Все это образы, которые наиболее полно отражают в себе отношение Толстого к жизни. Толстой, однако, настаивает, что он был духовно и физически здоров: он мог просиживать по 8-10 часов за работой в кабинете и не отставал от мужиков в поле за косьбой. Все это так, но в здоровье человека, которого преследуют восточная сказка, легенда о Шакья-Муни и стихи Экклезиаста, плохо верится. Правильнее было бы, если бы Толстой повторил то, что сказал о себе 15 лет тому назад: “Я чувствовал, что я не совсем здоров, и долго это продолжаться не может”. Да собственно говоря, в его “Исповеди” встречаются такие описания его душевного состояния, которые прямо говорят в пользу нашего предположения. “Случилось, — рассказывает он о себе, — то, что случается с каждым, заболевающим смертельною внутреннею болезнью.
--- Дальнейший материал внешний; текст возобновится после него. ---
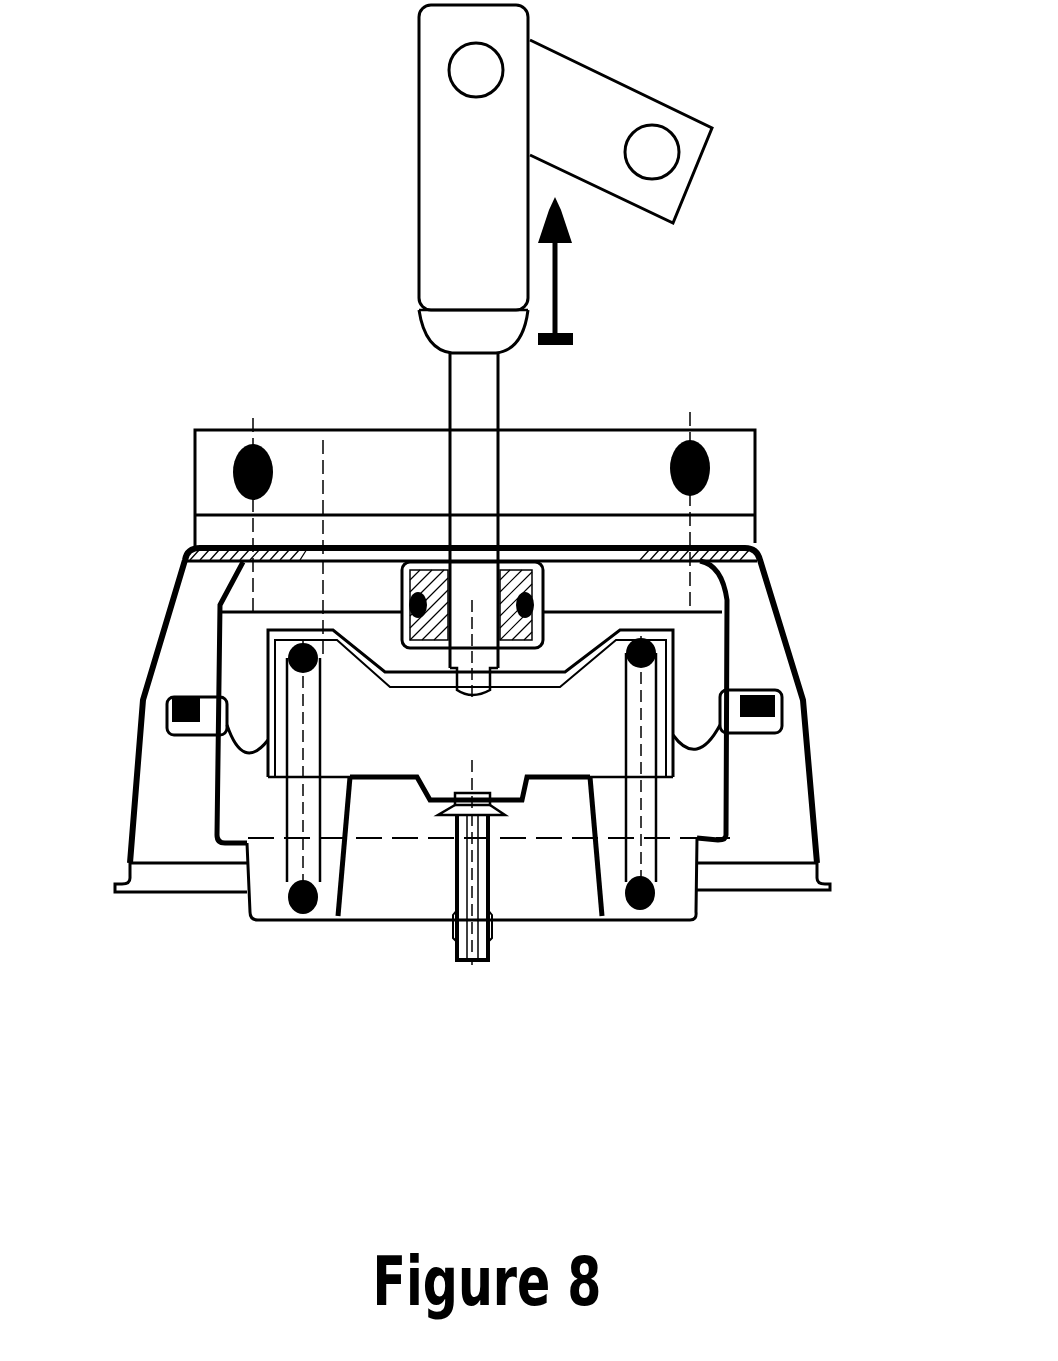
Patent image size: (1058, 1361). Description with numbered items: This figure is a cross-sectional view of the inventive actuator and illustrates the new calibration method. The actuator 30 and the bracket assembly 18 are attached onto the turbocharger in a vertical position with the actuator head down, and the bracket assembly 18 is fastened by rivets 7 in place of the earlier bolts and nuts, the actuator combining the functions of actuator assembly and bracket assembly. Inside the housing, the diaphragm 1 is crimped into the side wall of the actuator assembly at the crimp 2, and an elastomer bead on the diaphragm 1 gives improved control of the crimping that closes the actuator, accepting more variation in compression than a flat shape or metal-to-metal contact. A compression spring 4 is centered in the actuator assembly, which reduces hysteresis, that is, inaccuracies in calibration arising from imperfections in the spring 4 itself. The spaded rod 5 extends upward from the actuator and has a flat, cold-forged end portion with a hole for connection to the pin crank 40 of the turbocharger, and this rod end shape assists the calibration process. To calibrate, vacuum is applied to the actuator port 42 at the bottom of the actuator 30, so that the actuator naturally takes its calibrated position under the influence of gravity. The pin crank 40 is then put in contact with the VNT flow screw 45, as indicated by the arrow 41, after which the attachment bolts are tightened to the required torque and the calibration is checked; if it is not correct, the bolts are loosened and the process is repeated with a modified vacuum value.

The diaphragm 1 is at (230, 757).
The crimp 2 is at (170, 720).
The compression spring 4 is at (283, 847).
The spaded rod 5 is at (485, 408).
The rivets 7 is at (232, 468).
The bracket assembly 18 is at (730, 447).
The actuator 30 is at (788, 524).
The pin crank 40 is at (458, 325).
The arrow 41 is at (558, 287).
The actuator port 42 is at (490, 957).
The VNT flow screw 45 is at (648, 152).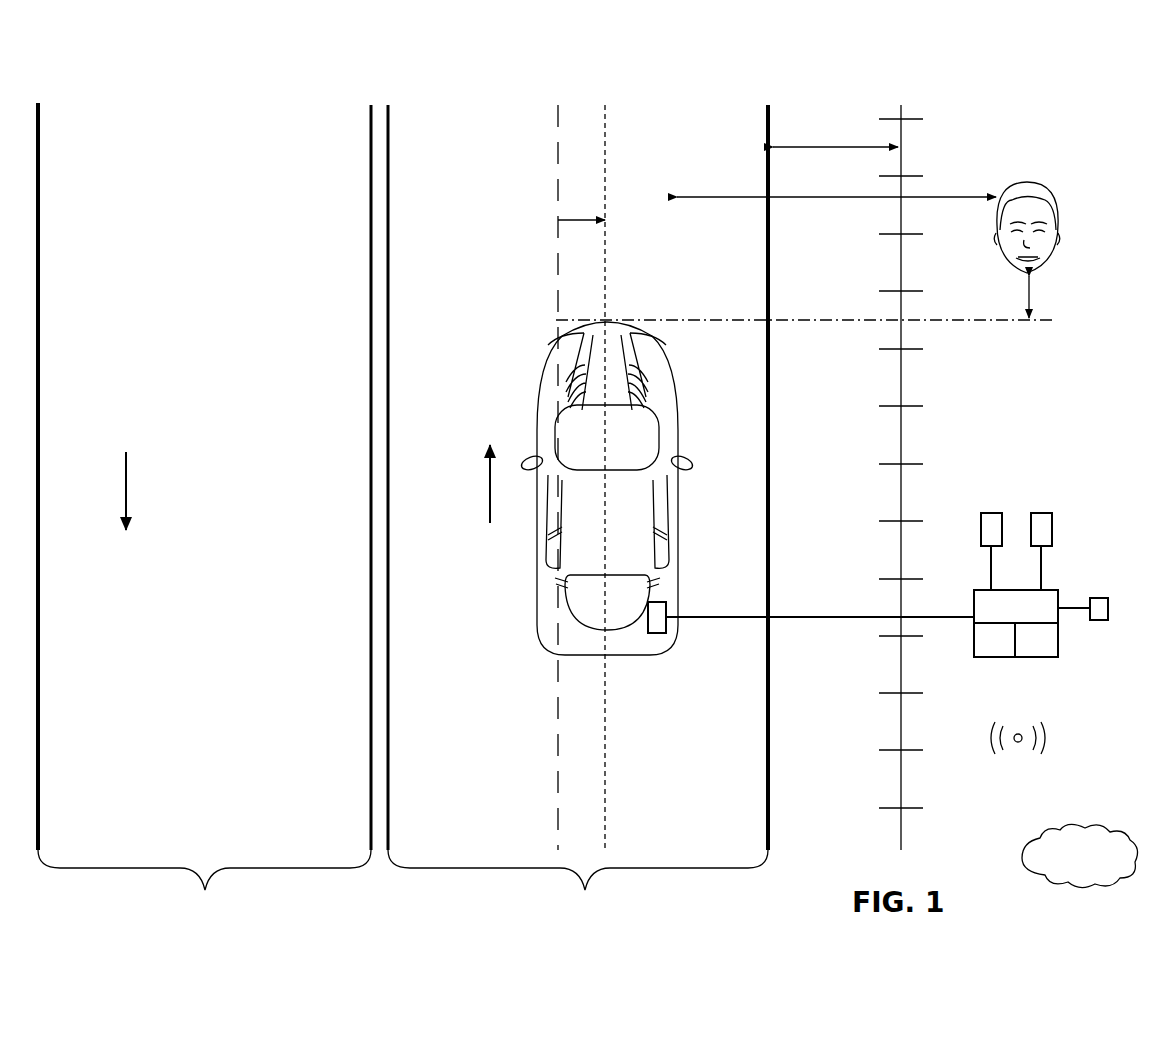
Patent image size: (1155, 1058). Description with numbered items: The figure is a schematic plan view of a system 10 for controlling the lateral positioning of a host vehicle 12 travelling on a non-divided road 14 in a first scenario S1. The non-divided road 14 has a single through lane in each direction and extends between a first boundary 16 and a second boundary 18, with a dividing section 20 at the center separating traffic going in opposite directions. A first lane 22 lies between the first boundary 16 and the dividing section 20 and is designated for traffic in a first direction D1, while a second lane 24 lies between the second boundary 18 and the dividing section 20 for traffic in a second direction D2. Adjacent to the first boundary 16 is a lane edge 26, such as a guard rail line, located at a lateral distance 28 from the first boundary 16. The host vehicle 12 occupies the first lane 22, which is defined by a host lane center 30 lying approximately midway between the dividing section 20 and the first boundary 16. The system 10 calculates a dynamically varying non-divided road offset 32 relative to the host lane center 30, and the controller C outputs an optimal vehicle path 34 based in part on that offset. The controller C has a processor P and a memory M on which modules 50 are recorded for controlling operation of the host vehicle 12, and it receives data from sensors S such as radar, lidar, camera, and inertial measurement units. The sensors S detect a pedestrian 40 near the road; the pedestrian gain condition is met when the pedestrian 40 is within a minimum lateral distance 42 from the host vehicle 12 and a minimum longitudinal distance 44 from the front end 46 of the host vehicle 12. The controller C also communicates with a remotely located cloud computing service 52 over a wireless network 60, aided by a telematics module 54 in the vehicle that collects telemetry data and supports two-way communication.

The system 10 is at (914, 61).
The host vehicle 12 is at (533, 579).
The non-divided road 14 is at (524, 60).
The first boundary 16 is at (770, 795).
The second boundary 18 is at (40, 683).
The dividing section 20 is at (394, 133).
The first lane 22 is at (650, 870).
The second lane 24 is at (270, 870).
The lane edge 26 is at (898, 662).
The lateral distance 28 is at (850, 150).
The host lane center 30 is at (557, 748).
The non-divided road offset 32 is at (582, 218).
The optimal vehicle path 34 is at (607, 757).
The pedestrian 40 is at (1049, 168).
The lateral distance 42 is at (856, 200).
The longitudinal distance 44 is at (1042, 290).
The front end 46 is at (852, 325).
The modules 50 is at (1041, 513).
The cloud computing service 52 is at (1071, 813).
The telematics module 54 is at (991, 513).
The wireless network 60 is at (1046, 714).
The controller C is at (1016, 624).
The sensors S is at (1097, 598).
The first direction D1 is at (488, 505).
The second direction D2 is at (124, 470).
The first scenario S1 is at (694, 61).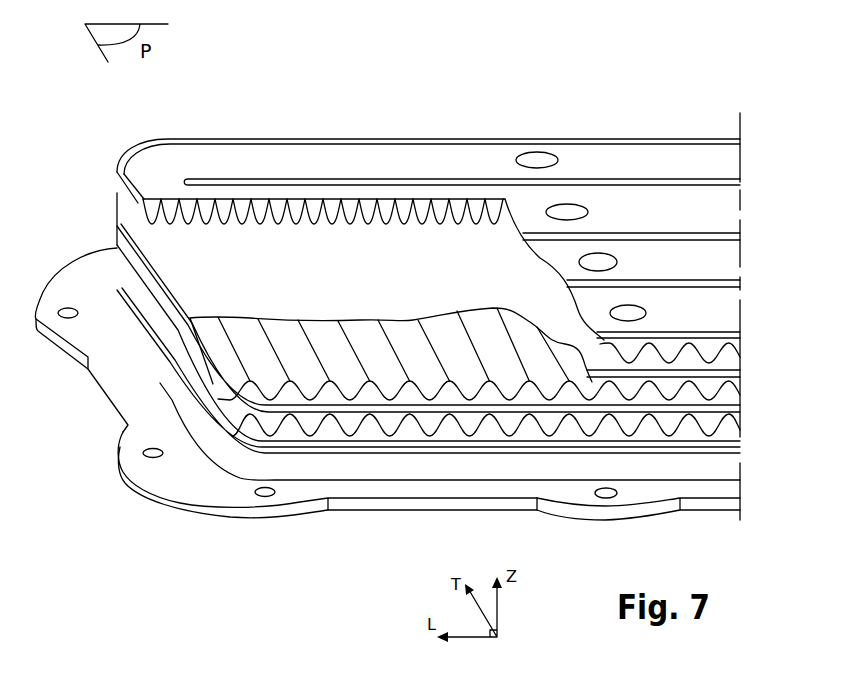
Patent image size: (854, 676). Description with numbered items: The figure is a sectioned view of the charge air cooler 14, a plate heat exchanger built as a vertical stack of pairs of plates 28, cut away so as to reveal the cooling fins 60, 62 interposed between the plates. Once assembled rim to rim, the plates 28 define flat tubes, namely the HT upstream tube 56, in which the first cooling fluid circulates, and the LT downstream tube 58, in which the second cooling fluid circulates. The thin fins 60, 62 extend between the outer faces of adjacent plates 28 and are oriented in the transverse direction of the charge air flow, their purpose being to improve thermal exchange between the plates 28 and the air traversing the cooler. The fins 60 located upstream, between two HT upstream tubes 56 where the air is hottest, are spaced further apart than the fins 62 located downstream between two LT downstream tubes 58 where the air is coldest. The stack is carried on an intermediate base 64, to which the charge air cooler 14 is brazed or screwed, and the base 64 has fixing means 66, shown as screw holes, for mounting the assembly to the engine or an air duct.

Сначала появляются ничтожные признаки недомогания, на которые больной не обращает внимания, потом признаки эти повторяются все чаще и чаще и сливаются в одно нераздельное по времени страдание. Страдание растет, и больной не успеет оглянуться, как уже сознает, что то, что он принял за недомогание, есть то, что для него значительнее всего в мире, есть смерть”. Если принять еще в соображение, что Толстому тогда не было еще пятидесяти лет, что физически он и в самом деле был крепок и силен, что жизнь его сложилась так благоприятно, как только он мог того желать, т. е., иными словами, что все ужасы, испытанные Толстым, были беспричинны (в обыкновенном смысле этого слова), то нет никакого сомнения, что психиатр ни минуты не колебался бы в диагнозе и предложил бы свои услуги и свой опыт для лечения. Но если мы и готовы согласиться с диагнозом психиатра, то все-таки мы не можем не радоваться, что при втором, как и при первом кризисе, Толстой никому не вверил своей судьбы и сам стал лечить себя.